Both the Post and NYT issue insightful post-mortems on the Serbian revolt. The Post investigation reveals that the military defied orders to quell protests with violence and that top generals began shifting their loyalties from Slobodan Milosevic to Vojislav Kostunica from the get-go. A choreographed movement of “organized disorder” dominated the streets of Belgrade, not a spontaneous uprising, the NYT reports. Grass-roots leaders planned simultaneous demonstrations in disparate areas to prevent police forces from congregating in one spot. They also picked targets, like the parliament building, that would look good burning on CNN. Kostunica attended a meeting drenched in symbolism with leaders of the European Union according to an LAT front-pager. The EU pledged $175 million in emergency assistance to help Yugoslavs fend off winter hardship. Kostunica, softening his earlier line, recognized his nation’s obligation to help an international tribunal try Milosevic in the Hague, though, he added, they are so busy in Yugoslavia these days that they probably won’t have a chance to get around to it for a while.

California will face growing pressure on oil prices that could raise gas prices as high as $3 a gallon in 2003 when new environmental regulations kick in, the LAT reports. Refineries will have to cut back their output because they won’t be able to produce enough gasoline that conforms to these new standards.  Apparently, they don’t have the resources to upgrade their facilities. The result could be a 10 percent supply shortfall. The paper warns that neither public nor private institutions are preparing adequately for the possible crisis.

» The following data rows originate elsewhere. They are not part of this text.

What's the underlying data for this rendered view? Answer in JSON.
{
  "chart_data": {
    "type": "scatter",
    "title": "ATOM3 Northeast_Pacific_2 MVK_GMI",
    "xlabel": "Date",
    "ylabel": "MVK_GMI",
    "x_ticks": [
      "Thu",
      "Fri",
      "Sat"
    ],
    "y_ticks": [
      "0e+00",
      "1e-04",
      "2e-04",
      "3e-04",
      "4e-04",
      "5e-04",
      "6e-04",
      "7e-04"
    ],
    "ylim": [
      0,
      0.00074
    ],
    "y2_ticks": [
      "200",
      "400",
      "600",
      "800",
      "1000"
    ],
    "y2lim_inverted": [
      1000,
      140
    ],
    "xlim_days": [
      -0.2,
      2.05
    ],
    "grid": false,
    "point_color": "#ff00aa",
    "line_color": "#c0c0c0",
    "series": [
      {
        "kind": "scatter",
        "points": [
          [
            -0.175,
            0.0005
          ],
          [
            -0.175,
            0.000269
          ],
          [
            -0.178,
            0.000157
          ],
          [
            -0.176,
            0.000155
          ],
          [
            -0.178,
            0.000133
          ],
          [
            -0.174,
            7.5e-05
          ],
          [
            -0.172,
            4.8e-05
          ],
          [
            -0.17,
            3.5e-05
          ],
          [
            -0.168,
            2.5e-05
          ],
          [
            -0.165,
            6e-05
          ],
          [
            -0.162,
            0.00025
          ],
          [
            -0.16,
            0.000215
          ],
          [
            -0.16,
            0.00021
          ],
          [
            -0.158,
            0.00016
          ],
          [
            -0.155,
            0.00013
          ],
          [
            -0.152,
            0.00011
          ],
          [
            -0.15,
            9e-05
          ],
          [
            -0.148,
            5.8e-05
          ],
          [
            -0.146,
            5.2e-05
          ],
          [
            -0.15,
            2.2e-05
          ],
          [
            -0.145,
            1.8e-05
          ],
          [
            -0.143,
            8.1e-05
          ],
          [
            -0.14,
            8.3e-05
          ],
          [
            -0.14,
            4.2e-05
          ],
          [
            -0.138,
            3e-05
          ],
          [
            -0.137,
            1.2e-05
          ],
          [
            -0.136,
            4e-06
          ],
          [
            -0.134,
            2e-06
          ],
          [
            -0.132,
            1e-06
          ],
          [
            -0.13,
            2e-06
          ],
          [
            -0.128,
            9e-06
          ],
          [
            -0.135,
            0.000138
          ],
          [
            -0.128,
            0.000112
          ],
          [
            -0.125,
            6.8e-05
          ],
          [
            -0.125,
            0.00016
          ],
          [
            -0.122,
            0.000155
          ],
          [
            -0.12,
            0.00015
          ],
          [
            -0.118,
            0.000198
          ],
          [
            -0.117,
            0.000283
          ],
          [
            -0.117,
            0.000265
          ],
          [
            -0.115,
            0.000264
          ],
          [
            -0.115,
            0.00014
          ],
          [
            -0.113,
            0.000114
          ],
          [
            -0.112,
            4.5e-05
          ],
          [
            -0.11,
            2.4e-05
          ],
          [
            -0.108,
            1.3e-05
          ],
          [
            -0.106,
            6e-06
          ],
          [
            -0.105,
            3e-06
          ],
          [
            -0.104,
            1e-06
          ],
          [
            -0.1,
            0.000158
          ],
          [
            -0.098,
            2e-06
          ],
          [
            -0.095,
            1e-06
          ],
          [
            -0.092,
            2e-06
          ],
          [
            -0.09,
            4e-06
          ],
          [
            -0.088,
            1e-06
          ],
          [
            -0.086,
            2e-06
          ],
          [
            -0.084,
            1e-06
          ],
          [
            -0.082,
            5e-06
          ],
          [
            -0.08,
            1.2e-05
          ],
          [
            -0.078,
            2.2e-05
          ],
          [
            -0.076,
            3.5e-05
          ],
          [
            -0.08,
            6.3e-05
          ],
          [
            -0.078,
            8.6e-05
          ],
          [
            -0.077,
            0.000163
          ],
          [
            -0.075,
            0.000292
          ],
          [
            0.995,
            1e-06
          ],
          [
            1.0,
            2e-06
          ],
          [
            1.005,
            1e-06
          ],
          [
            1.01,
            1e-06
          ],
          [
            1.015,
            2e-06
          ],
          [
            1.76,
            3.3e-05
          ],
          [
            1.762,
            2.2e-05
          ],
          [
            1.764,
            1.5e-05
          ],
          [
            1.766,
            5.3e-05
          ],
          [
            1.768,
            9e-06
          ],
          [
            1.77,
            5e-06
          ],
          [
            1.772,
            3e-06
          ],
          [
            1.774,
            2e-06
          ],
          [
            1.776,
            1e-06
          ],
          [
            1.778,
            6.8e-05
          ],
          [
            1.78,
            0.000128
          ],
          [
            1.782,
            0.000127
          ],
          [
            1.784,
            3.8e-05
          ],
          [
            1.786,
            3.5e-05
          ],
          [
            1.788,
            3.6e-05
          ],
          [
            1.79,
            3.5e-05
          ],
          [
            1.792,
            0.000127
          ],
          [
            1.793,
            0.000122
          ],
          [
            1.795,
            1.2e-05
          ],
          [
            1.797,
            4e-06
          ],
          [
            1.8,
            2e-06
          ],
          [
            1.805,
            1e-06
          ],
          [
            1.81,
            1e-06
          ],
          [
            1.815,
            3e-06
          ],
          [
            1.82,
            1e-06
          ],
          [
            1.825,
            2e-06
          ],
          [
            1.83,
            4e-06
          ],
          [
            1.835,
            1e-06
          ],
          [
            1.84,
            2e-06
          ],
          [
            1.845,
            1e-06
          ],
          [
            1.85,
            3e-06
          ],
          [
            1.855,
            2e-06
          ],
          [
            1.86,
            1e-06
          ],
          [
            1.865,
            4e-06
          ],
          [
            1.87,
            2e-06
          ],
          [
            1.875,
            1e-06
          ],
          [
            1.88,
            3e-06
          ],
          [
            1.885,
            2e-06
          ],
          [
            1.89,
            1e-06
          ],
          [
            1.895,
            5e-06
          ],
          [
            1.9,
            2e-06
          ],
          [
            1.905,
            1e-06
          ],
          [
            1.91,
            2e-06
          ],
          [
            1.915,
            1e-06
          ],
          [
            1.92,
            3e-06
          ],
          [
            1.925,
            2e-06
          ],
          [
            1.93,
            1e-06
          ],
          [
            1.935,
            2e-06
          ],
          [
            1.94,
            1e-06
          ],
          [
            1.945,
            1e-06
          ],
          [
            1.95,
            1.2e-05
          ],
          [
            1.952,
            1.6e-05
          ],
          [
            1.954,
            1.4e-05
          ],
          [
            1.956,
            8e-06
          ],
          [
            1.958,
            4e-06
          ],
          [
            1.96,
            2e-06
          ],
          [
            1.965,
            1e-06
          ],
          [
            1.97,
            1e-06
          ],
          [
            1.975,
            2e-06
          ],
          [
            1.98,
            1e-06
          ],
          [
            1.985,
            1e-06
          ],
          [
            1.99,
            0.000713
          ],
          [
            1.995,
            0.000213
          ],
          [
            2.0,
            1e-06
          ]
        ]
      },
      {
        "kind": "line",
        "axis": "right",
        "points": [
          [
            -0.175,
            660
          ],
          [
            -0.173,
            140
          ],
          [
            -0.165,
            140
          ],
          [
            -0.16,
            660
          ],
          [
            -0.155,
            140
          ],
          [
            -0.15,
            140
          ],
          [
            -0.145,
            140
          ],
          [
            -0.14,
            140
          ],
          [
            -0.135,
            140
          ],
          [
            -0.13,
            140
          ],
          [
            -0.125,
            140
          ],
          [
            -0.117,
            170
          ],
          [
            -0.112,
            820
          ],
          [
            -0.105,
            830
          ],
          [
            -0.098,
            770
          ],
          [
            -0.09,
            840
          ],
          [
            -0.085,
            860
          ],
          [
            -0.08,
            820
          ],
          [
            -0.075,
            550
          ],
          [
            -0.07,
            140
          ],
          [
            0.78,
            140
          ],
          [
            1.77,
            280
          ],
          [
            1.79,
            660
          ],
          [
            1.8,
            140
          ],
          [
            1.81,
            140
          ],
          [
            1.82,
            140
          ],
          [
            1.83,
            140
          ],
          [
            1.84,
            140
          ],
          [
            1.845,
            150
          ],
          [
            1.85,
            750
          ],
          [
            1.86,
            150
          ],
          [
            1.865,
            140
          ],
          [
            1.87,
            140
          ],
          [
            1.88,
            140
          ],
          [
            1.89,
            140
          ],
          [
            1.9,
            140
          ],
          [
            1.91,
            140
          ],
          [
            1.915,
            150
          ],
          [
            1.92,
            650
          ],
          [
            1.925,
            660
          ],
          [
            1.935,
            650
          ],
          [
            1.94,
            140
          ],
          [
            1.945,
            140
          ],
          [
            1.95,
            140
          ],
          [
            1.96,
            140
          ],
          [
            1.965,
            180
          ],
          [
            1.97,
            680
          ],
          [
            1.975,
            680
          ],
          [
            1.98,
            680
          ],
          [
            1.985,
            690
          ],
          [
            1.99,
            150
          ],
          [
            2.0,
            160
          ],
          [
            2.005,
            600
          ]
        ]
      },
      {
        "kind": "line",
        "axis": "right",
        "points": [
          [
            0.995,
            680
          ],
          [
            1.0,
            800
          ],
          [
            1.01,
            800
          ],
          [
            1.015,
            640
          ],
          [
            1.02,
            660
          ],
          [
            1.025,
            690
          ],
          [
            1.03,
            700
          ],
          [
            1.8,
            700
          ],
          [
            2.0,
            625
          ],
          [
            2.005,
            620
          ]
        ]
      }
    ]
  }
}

E.R. Shipp writes her farewell column as Post ombudsman; she is the 12th since 1969. She details the most frequently recurring reader complaints–inaccuracy, reluctance to acknowledge inaccuracy, the “snide” tone of some writers–and offers a peek inside the newsroom. Managing Editor Steve Coll recently launched a new campaign to address “changing language and usage, avoidable errors in routine writing, fairness in tone, issues of journalistic style, and so on.”

The NYT “Political Briefing” dismisses opinion-poll voodoo in the same breath that it indulges in it. The column’s last blurb waxes skeptical about trusting opinion polls. The penultimate regurgitates the “rough (very rough)” estimated Electoral College tally of a “popular Internet political tip sheet” as of midday Friday.

The NYT op-ed page takes a stand on “the condition of all earthy desire,” which, it is argued, is to enjoy an experience, like listening to a Beatles album, every time as if it were the first. The paper runs another “Editorial Notebook” documenting a writer’s charmed reaction to a genuine pop phenomenon currently pushed in a national marketing campaign (see “Why America Loves the Sopranos,” 1/16/00). Moved by The Beatles Anthology, the writer dresses up childhood Beatle memories in some of the loftiest language to appear on the page since Labor Day. While the sentiment about the mop-tops is shared, the historical memory is not: Today’s Papers recalls that George Martin, not Phil Spector, produced the Beatles’ records. (Spector was called in to clean up the Let It Be tapes for public consumption a year after they were recorded.)